Aber es sind doch nur Sondierungen, also Vorgespräche, die richtigen Verhandlungen stehen doch noch aus ...
Sondierung ist der Prozess, später Kompromisse zu finden. Offensichtlich gab es vor der Wahl keinen Plan B, der eine Jamaika-Koalition wirklich vorgedacht, geschweige denn vorbereitet hat.
Ist es sinnvoll sich in einem Verhandlungsprozess einen so engen Zeitrahmen zu setzten, wie es gerade in Berlin geschieht?
In diesen Verhandlungen sind Interessen, Macht- und Personalfragen noch ungeklärt. Es ist denen noch nicht bewusst, dass die Vertreter der Parteien nur Interessensvertreter ihrer Wähler sind. Sie haben sich selbst mit dem engen Zeitrahmen eine Spannung geschaffen, der sie enorm unter Druck setzt. Allerdings kann so etwas auch positiven Stress verursachen, wenn es denn Gespräche ohne Angst sind. Denn Angst macht dumm. Sie können zunächst zu kleinen Entscheidungen motivieren, Sympathien schaffen und zu Euphorie führen um dann das große Ganze anzugehen. Schließlich erwartet die Bevölkerung auch Antworten - und da wir in Deutschland sind, soll es eben auch schnell gehen.

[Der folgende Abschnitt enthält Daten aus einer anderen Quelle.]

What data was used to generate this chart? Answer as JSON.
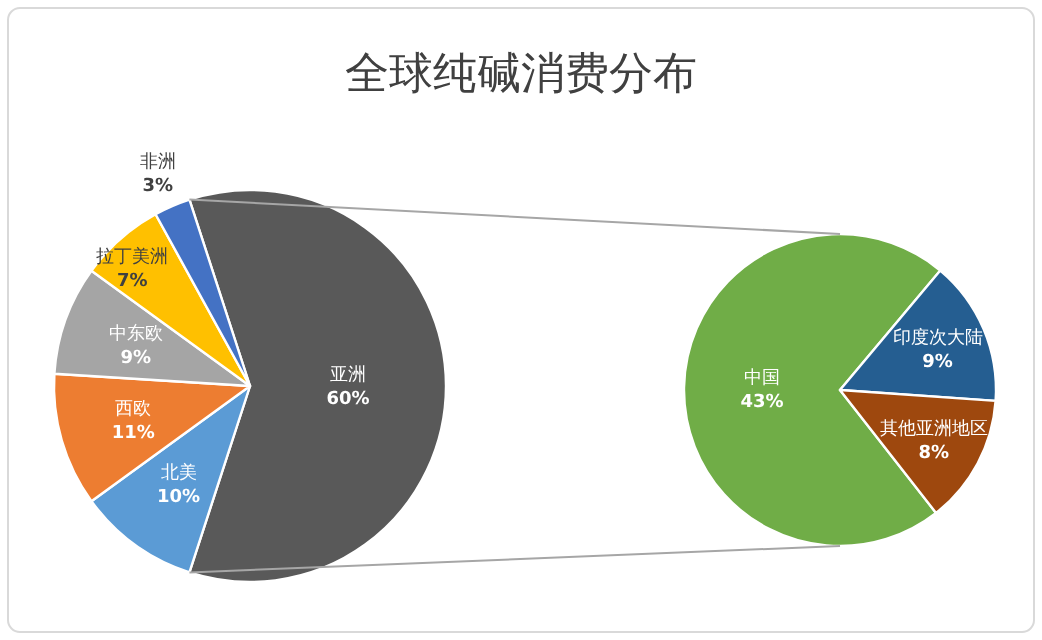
{
  "chart_data": [
    {
      "type": "pie",
      "title": "全球纯碱消费分布",
      "categories": [
        "亚洲",
        "北美",
        "西欧",
        "中东欧",
        "拉丁美洲",
        "非洲"
      ],
      "values": [
        60,
        10,
        11,
        9,
        7,
        3
      ],
      "value_labels": [
        "60%",
        "10%",
        "11%",
        "9%",
        "7%",
        "3%"
      ],
      "colors": [
        "#595959",
        "#5b9bd5",
        "#ed7d31",
        "#a5a5a5",
        "#ffc000",
        "#4472c4"
      ]
    },
    {
      "type": "pie",
      "categories": [
        "中国",
        "印度次大陆",
        "其他亚洲地区"
      ],
      "values": [
        43,
        9,
        8
      ],
      "value_labels": [
        "43%",
        "9%",
        "8%"
      ],
      "colors": [
        "#70ad47",
        "#255e91",
        "#9e480e"
      ]
    }
  ]
}
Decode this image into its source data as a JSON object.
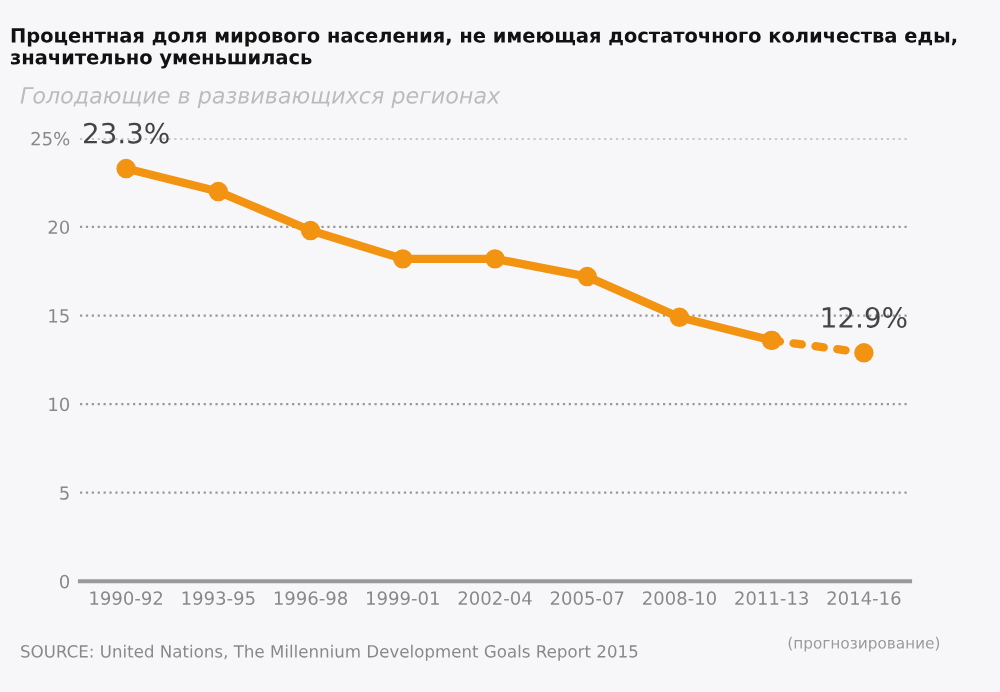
{
  "chart_data": {
    "type": "line",
    "title": "Процентная доля мирового населения, не имеющая достаточного количества еды, значительно уменьшилась",
    "subtitle": "Голодающие в развивающихся регионах",
    "categories": [
      "1990-92",
      "1993-95",
      "1996-98",
      "1999-01",
      "2002-04",
      "2005-07",
      "2008-10",
      "2011-13",
      "2014-16"
    ],
    "series": [
      {
        "color": "#f39312",
        "line_style": "solid",
        "values": [
          23.3,
          22.0,
          19.8,
          18.2,
          18.2,
          17.2,
          14.9,
          13.6,
          null
        ],
        "value_labels": [
          "23.3%",
          null,
          null,
          null,
          null,
          null,
          null,
          null,
          null
        ]
      },
      {
        "color": "#f39312",
        "line_style": "dotted",
        "values": [
          null,
          null,
          null,
          null,
          null,
          null,
          null,
          13.6,
          12.9
        ],
        "value_labels": [
          null,
          null,
          null,
          null,
          null,
          null,
          null,
          null,
          "12.9%"
        ]
      }
    ],
    "ylim": [
      0,
      25
    ],
    "yticks": [
      0,
      5,
      10,
      15,
      20,
      {
        "value": 25,
        "label": "25%"
      }
    ],
    "grid": "y",
    "marker": "circle",
    "annotations": [
      "(прогнозирование)",
      "SOURCE: United Nations, The Millennium Development Goals Report 2015"
    ]
  }
}
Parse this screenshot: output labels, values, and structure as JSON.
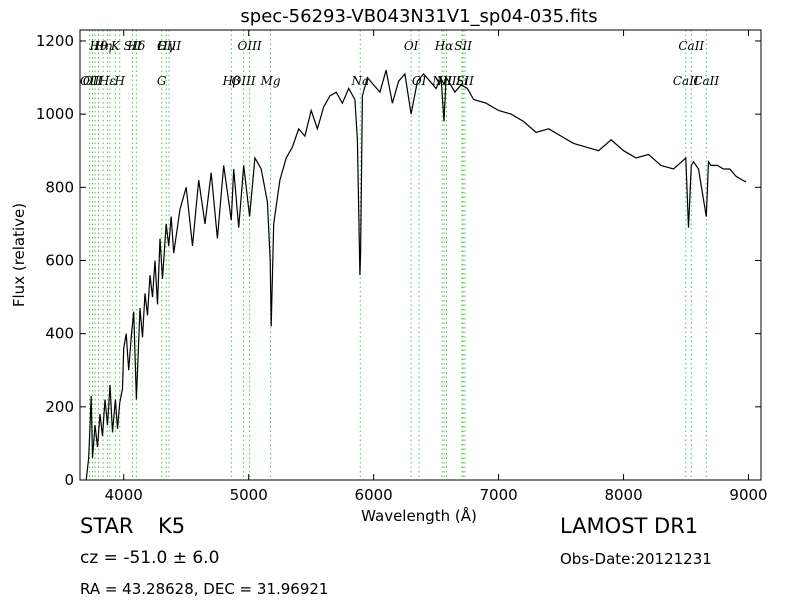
{
  "chart_data": {
    "type": "line",
    "title": "spec-56293-VB043N31V1_sp04-035.fits",
    "xlabel": "Wavelength (Å)",
    "ylabel": "Flux (relative)",
    "xlim": [
      3650,
      9100
    ],
    "ylim": [
      0,
      1230
    ],
    "xticks": [
      4000,
      5000,
      6000,
      7000,
      8000,
      9000
    ],
    "yticks": [
      0,
      200,
      400,
      600,
      800,
      1000,
      1200
    ],
    "grid": false,
    "line_color": "#000000",
    "marker_line_color": "#55bb55",
    "series": [
      {
        "x": [
          3700,
          3720,
          3740,
          3750,
          3770,
          3790,
          3810,
          3830,
          3850,
          3870,
          3890,
          3910,
          3933,
          3950,
          3968,
          3990,
          4000,
          4020,
          4040,
          4060,
          4080,
          4101,
          4130,
          4150,
          4170,
          4190,
          4210,
          4230,
          4250,
          4270,
          4290,
          4310,
          4340,
          4360,
          4380,
          4400,
          4450,
          4500,
          4550,
          4600,
          4650,
          4700,
          4750,
          4800,
          4861,
          4880,
          4920,
          4960,
          5007,
          5050,
          5100,
          5150,
          5172,
          5180,
          5200,
          5250,
          5300,
          5350,
          5400,
          5450,
          5500,
          5550,
          5600,
          5650,
          5700,
          5750,
          5800,
          5850,
          5870,
          5890,
          5896,
          5910,
          5950,
          6000,
          6050,
          6100,
          6150,
          6200,
          6250,
          6300,
          6350,
          6400,
          6450,
          6500,
          6540,
          6563,
          6580,
          6600,
          6650,
          6700,
          6750,
          6800,
          6900,
          7000,
          7100,
          7200,
          7300,
          7400,
          7500,
          7600,
          7700,
          7800,
          7900,
          8000,
          8100,
          8200,
          8300,
          8400,
          8498,
          8520,
          8542,
          8560,
          8600,
          8662,
          8680,
          8700,
          8750,
          8800,
          8850,
          8900,
          8950,
          8980
        ],
        "y": [
          0,
          60,
          230,
          60,
          150,
          90,
          180,
          120,
          220,
          150,
          260,
          130,
          220,
          140,
          210,
          250,
          360,
          400,
          300,
          390,
          460,
          220,
          470,
          390,
          510,
          450,
          560,
          500,
          600,
          480,
          660,
          550,
          700,
          640,
          720,
          620,
          740,
          800,
          640,
          820,
          700,
          840,
          660,
          860,
          710,
          850,
          690,
          860,
          720,
          880,
          850,
          760,
          600,
          420,
          700,
          820,
          880,
          910,
          960,
          940,
          1010,
          960,
          1020,
          1050,
          1060,
          1030,
          1070,
          1040,
          930,
          560,
          620,
          1050,
          1100,
          1080,
          1060,
          1120,
          1030,
          1090,
          1110,
          1000,
          1090,
          1110,
          1090,
          1070,
          1100,
          980,
          1100,
          1090,
          1060,
          1080,
          1070,
          1040,
          1030,
          1010,
          1000,
          980,
          950,
          960,
          940,
          920,
          910,
          900,
          930,
          900,
          880,
          890,
          860,
          850,
          880,
          690,
          860,
          870,
          850,
          720,
          870,
          860,
          860,
          850,
          850,
          830,
          820,
          815
        ]
      }
    ],
    "lines": [
      {
        "x": 3727,
        "upper": "",
        "lower": "OII"
      },
      {
        "x": 3750,
        "upper": "",
        "lower": "OII"
      },
      {
        "x": 3771,
        "upper": "",
        "lower": ""
      },
      {
        "x": 3798,
        "upper": "Hθ",
        "lower": ""
      },
      {
        "x": 3835,
        "upper": "Hη",
        "lower": ""
      },
      {
        "x": 3869,
        "upper": "",
        "lower": "Hε"
      },
      {
        "x": 3889,
        "upper": "",
        "lower": ""
      },
      {
        "x": 3933,
        "upper": "K",
        "lower": ""
      },
      {
        "x": 3968,
        "upper": "",
        "lower": "H"
      },
      {
        "x": 4070,
        "upper": "SII",
        "lower": ""
      },
      {
        "x": 4101,
        "upper": "Hδ",
        "lower": ""
      },
      {
        "x": 4304,
        "upper": "",
        "lower": "G"
      },
      {
        "x": 4340,
        "upper": "Hγ",
        "lower": ""
      },
      {
        "x": 4363,
        "upper": "OIII",
        "lower": ""
      },
      {
        "x": 4861,
        "upper": "",
        "lower": "Hβ"
      },
      {
        "x": 4959,
        "upper": "",
        "lower": "OIII"
      },
      {
        "x": 5007,
        "upper": "OIII",
        "lower": ""
      },
      {
        "x": 5175,
        "upper": "",
        "lower": "Mg"
      },
      {
        "x": 5893,
        "upper": "",
        "lower": "Na"
      },
      {
        "x": 6300,
        "upper": "OI",
        "lower": ""
      },
      {
        "x": 6364,
        "upper": "",
        "lower": "OI"
      },
      {
        "x": 6548,
        "upper": "",
        "lower": "NII"
      },
      {
        "x": 6563,
        "upper": "Hα",
        "lower": ""
      },
      {
        "x": 6583,
        "upper": "",
        "lower": "NII"
      },
      {
        "x": 6707,
        "upper": "",
        "lower": "Li"
      },
      {
        "x": 6716,
        "upper": "SII",
        "lower": ""
      },
      {
        "x": 6731,
        "upper": "",
        "lower": "SII"
      },
      {
        "x": 8498,
        "upper": "",
        "lower": "CaII"
      },
      {
        "x": 8542,
        "upper": "CaII",
        "lower": ""
      },
      {
        "x": 8662,
        "upper": "",
        "lower": "CaII"
      }
    ]
  },
  "info": {
    "class_label": "STAR",
    "subclass": "K5",
    "survey": "LAMOST DR1",
    "cz": "cz = -51.0 ± 6.0",
    "obs_date": "Obs-Date:20121231",
    "radec": "RA = 43.28628, DEC = 31.96921"
  }
}
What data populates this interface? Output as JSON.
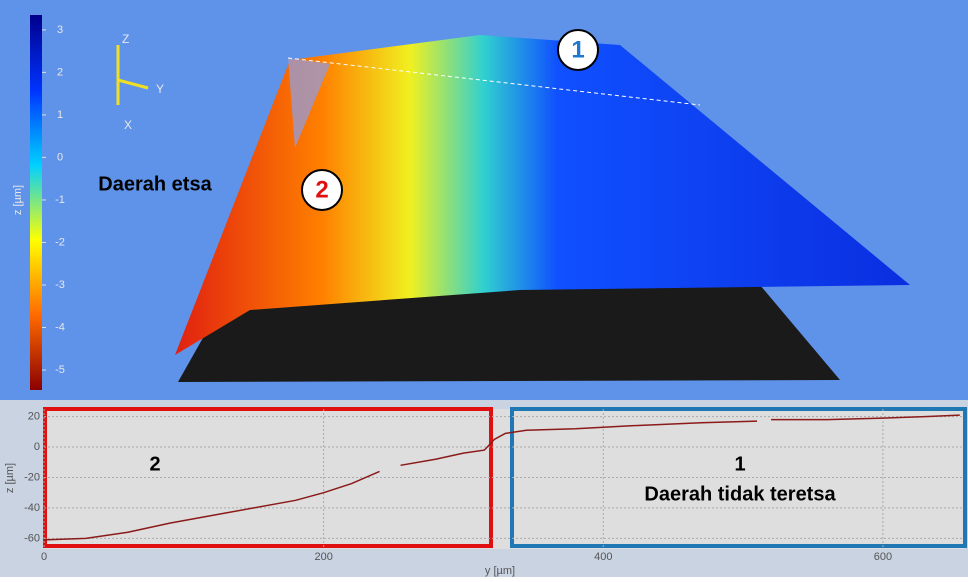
{
  "chart_data": [
    {
      "type": "surface3d",
      "colorbar": {
        "label": "z [µm]",
        "lim": [
          -5.47,
          3.35
        ],
        "ticks": [
          3,
          2,
          1,
          0,
          -1,
          -2,
          -3,
          -4,
          -5
        ]
      },
      "axis_labels": [
        "Z",
        "Y",
        "X"
      ],
      "markers": [
        "1",
        "2"
      ]
    },
    {
      "type": "line",
      "xlabel": "y [µm]",
      "ylabel": "z [µm]",
      "xlim": [
        0,
        658
      ],
      "ylim": [
        -67,
        25
      ],
      "xticks": [
        0,
        200,
        400,
        600
      ],
      "yticks": [
        20,
        0,
        -20,
        -40,
        -60
      ],
      "grid": true,
      "series": [
        {
          "color": "#8b1a1a",
          "x": [
            0,
            30,
            60,
            90,
            120,
            150,
            180,
            200,
            220,
            240,
            248,
            255,
            280,
            300,
            315,
            322,
            330,
            345,
            380,
            420,
            470,
            510,
            515,
            520,
            560,
            600,
            630,
            655
          ],
          "values": [
            -61,
            -60,
            -56,
            -50,
            -45,
            -40,
            -35,
            -30,
            -24,
            -16,
            null,
            -12,
            -8,
            -4,
            -2,
            5,
            9,
            11,
            12,
            14,
            16,
            17,
            null,
            18,
            18,
            19,
            20,
            21
          ]
        }
      ],
      "annotations": [
        {
          "label": "2",
          "text": "Daerah etsa"
        },
        {
          "label": "1",
          "text": "Daerah tidak teretsa"
        }
      ]
    }
  ]
}
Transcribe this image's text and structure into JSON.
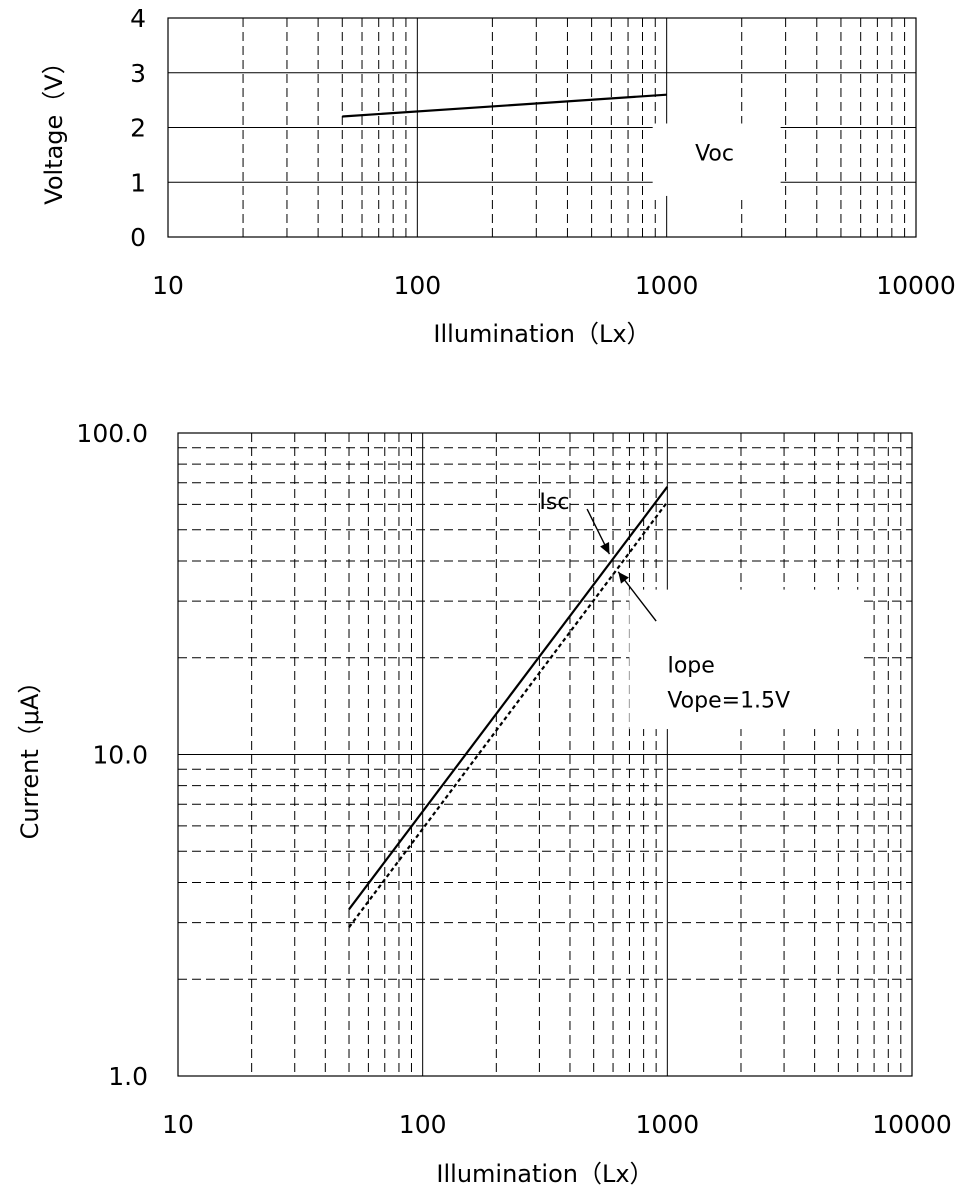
{
  "chart_data": [
    {
      "type": "line",
      "xscale": "log",
      "xlim": [
        10,
        10000
      ],
      "ylim": [
        0,
        4
      ],
      "xticks": [
        "10",
        "100",
        "1000",
        "10000"
      ],
      "yticks": [
        "0",
        "1",
        "2",
        "3",
        "4"
      ],
      "xlabel": "Illumination（Lx）",
      "ylabel": "Voltage（V）",
      "grid": true,
      "series": [
        {
          "name": "Voc",
          "style": "solid",
          "x": [
            50,
            1000
          ],
          "y": [
            2.2,
            2.6
          ]
        }
      ],
      "annotations": [
        {
          "text": "Voc",
          "x": 1300,
          "y": 1.4
        }
      ]
    },
    {
      "type": "line",
      "xscale": "log",
      "yscale": "log",
      "xlim": [
        10,
        10000
      ],
      "ylim": [
        1,
        100
      ],
      "xticks": [
        "10",
        "100",
        "1000",
        "10000"
      ],
      "yticks": [
        "1.0",
        "10.0",
        "100.0"
      ],
      "xlabel": "Illumination（Lx）",
      "ylabel": "Current（μA）",
      "grid": true,
      "series": [
        {
          "name": "Isc",
          "style": "solid",
          "x": [
            50,
            1000
          ],
          "y": [
            3.3,
            68
          ]
        },
        {
          "name": "Iope",
          "style": "dotted",
          "x": [
            50,
            1000
          ],
          "y": [
            2.9,
            61
          ]
        }
      ],
      "annotations": [
        {
          "text": "Isc",
          "x": 300,
          "y": 58
        },
        {
          "text": "Iope",
          "x": 1000,
          "y": 18
        },
        {
          "text": "Vope=1.5V",
          "x": 1000,
          "y": 14
        }
      ]
    }
  ]
}
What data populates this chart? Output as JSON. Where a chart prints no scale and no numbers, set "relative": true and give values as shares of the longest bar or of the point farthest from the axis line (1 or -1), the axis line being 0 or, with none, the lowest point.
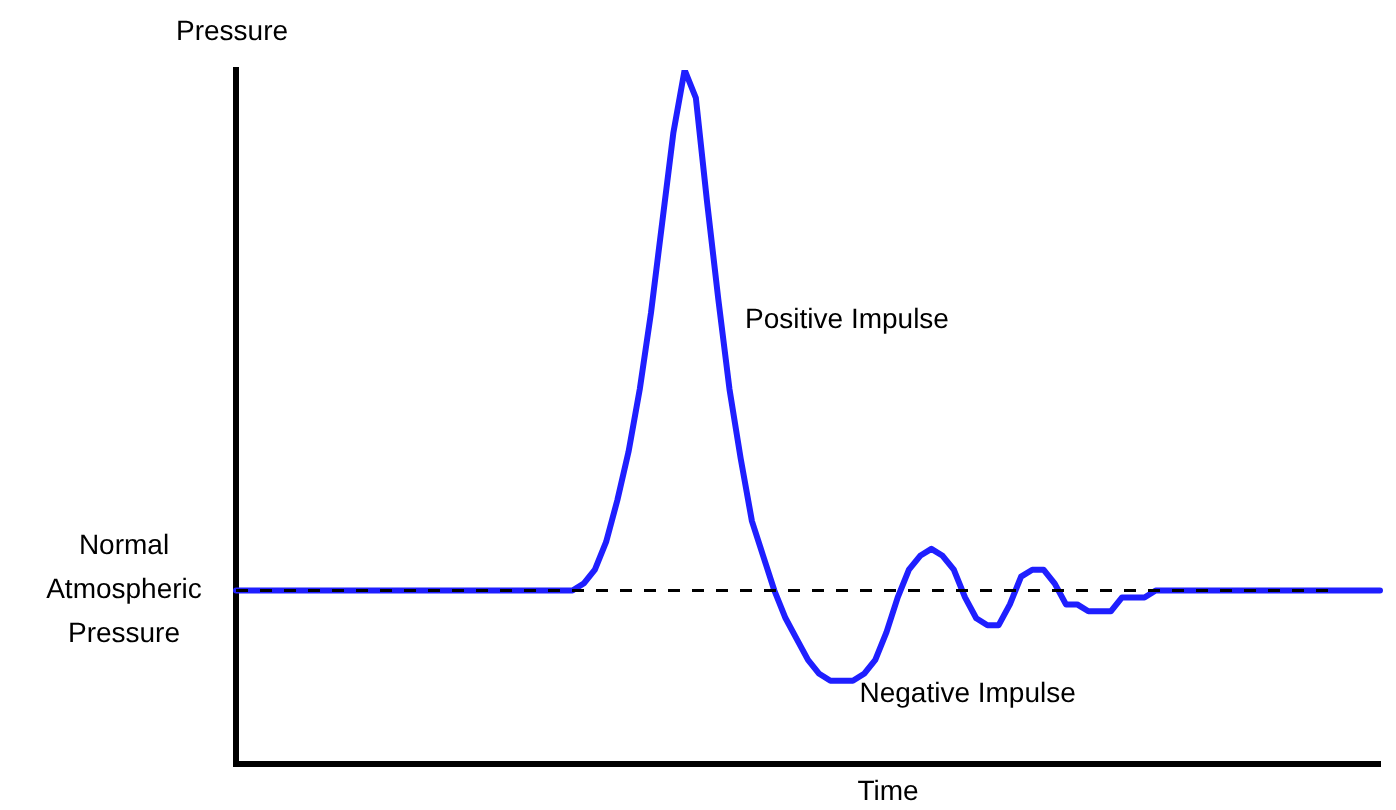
{
  "chart_data": {
    "type": "line",
    "relative": true,
    "xlabel": "Time",
    "ylabel": "Pressure",
    "marker": "none",
    "line_style": "solid",
    "grid": false,
    "categories": [
      null,
      null,
      null,
      null,
      null,
      null,
      null,
      null,
      null,
      null,
      null,
      null,
      null,
      null,
      null,
      null,
      null,
      null,
      null,
      null,
      null,
      null,
      null,
      null,
      null,
      null,
      null,
      null,
      null,
      null,
      null,
      null,
      null,
      null,
      null,
      null,
      null,
      null,
      null,
      null,
      null,
      null,
      null,
      null,
      null,
      null,
      null,
      null,
      null,
      null,
      null,
      null,
      null,
      null,
      null,
      null,
      null,
      null,
      null,
      null,
      null,
      null,
      null,
      null,
      null,
      null,
      null,
      null,
      null,
      null,
      null,
      null,
      null,
      null,
      null,
      null,
      null,
      null,
      null,
      null,
      null,
      null,
      null,
      null,
      null,
      null,
      null,
      null,
      null,
      null,
      null,
      null,
      null,
      null,
      null,
      null,
      null,
      null,
      null,
      null,
      null,
      null,
      null
    ],
    "series": [
      {
        "color": "#1f1fff",
        "values": [
          0.25,
          0.25,
          0.25,
          0.25,
          0.25,
          0.25,
          0.25,
          0.25,
          0.25,
          0.25,
          0.25,
          0.25,
          0.25,
          0.25,
          0.25,
          0.25,
          0.25,
          0.25,
          0.25,
          0.25,
          0.25,
          0.25,
          0.25,
          0.25,
          0.25,
          0.25,
          0.25,
          0.25,
          0.25,
          0.25,
          0.25,
          0.26,
          0.28,
          0.32,
          0.38,
          0.45,
          0.54,
          0.65,
          0.78,
          0.91,
          1,
          0.96,
          0.81,
          0.67,
          0.54,
          0.44,
          0.35,
          0.3,
          0.25,
          0.21,
          0.18,
          0.15,
          0.13,
          0.12,
          0.12,
          0.12,
          0.13,
          0.15,
          0.19,
          0.24,
          0.28,
          0.3,
          0.31,
          0.3,
          0.28,
          0.24,
          0.21,
          0.2,
          0.2,
          0.23,
          0.27,
          0.28,
          0.28,
          0.26,
          0.23,
          0.23,
          0.22,
          0.22,
          0.22,
          0.24,
          0.24,
          0.24,
          0.25,
          0.25,
          0.25,
          0.25,
          0.25,
          0.25,
          0.25,
          0.25,
          0.25,
          0.25,
          0.25,
          0.25,
          0.25,
          0.25,
          0.25,
          0.25,
          0.25,
          0.25,
          0.25,
          0.25,
          0.25
        ]
      }
    ],
    "ref_lines": [
      {
        "axis": "y",
        "value": 0.25,
        "label": "Normal Atmospheric Pressure",
        "color": "#000000",
        "line_style": "dashed"
      }
    ],
    "annotations": [
      "Positive Impulse",
      "Negative Impulse"
    ]
  }
}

Bei den Verhandlungen zwischen Palästinensern und Israelis vor Jahrzehnten war es sehr zielführend, dass die sich abgeschottet in Camp David getroffen haben. Ist es überhaupt sinnvoll, dass über Jamaika in Berlin sondiert wird statt an einem abgelegenen Ort?
Wir sind in Deutschland mit dieser Art von Verhandlungen vertraut. Es würde uns verstören, wenn die Politiker sich auf einer schönen Insel treffen, erst mal gemütlich Kaffee, dann Wein trinken und dann sagen würden, wir waren Gegner und jetzt wollen wir Partner werden. Diesen Zwischenschritt gibt es nicht in der deutschen Verhandlungsstruktur. Hier geht man ohne Versöhnungs- und Ruhephase vom Kampf direkt in die Verhandlung. Sinnvoll wäre etwas anders, aber diese Bundespolitiker sind natürlich Profis und kommen damit klar.
Was würden Sie den Emissären empfehlen, wenn es wirklich zu Koalitionsverhandlungen kommen wird?
Nehmen Sie sich Zeit, Ruhe, Entspannung. Nehmt einmal die Position des Gegenübers ein, nehmt Euch anders wahr, damit ihr mögliche Kompromisse überhaupt sehen könnt! Ein Ortswechsel ist dabei immer gut, weil andere Orte auch andere Bedeutungen haben und den Kopf freimachen können.
Wenn man an einen Punkt kommt, an dem es nicht mehr weitergeht, was macht man dann?
Ich hole mir dann Experten dazu und lasse mir alle Aspekte erklären. Es muss ja am Anfang nicht immer "Ja" oder "Nein" sein, sondern man kann zunächst auch nach dem "sowohl als auch" fahnden. Ich würde mir also in einer solch festgefahrenen Situation bei der Suche nach kreativen Ideen Hilfe von außen suchen, statt weiterhin auf harten Positionen zu beharren.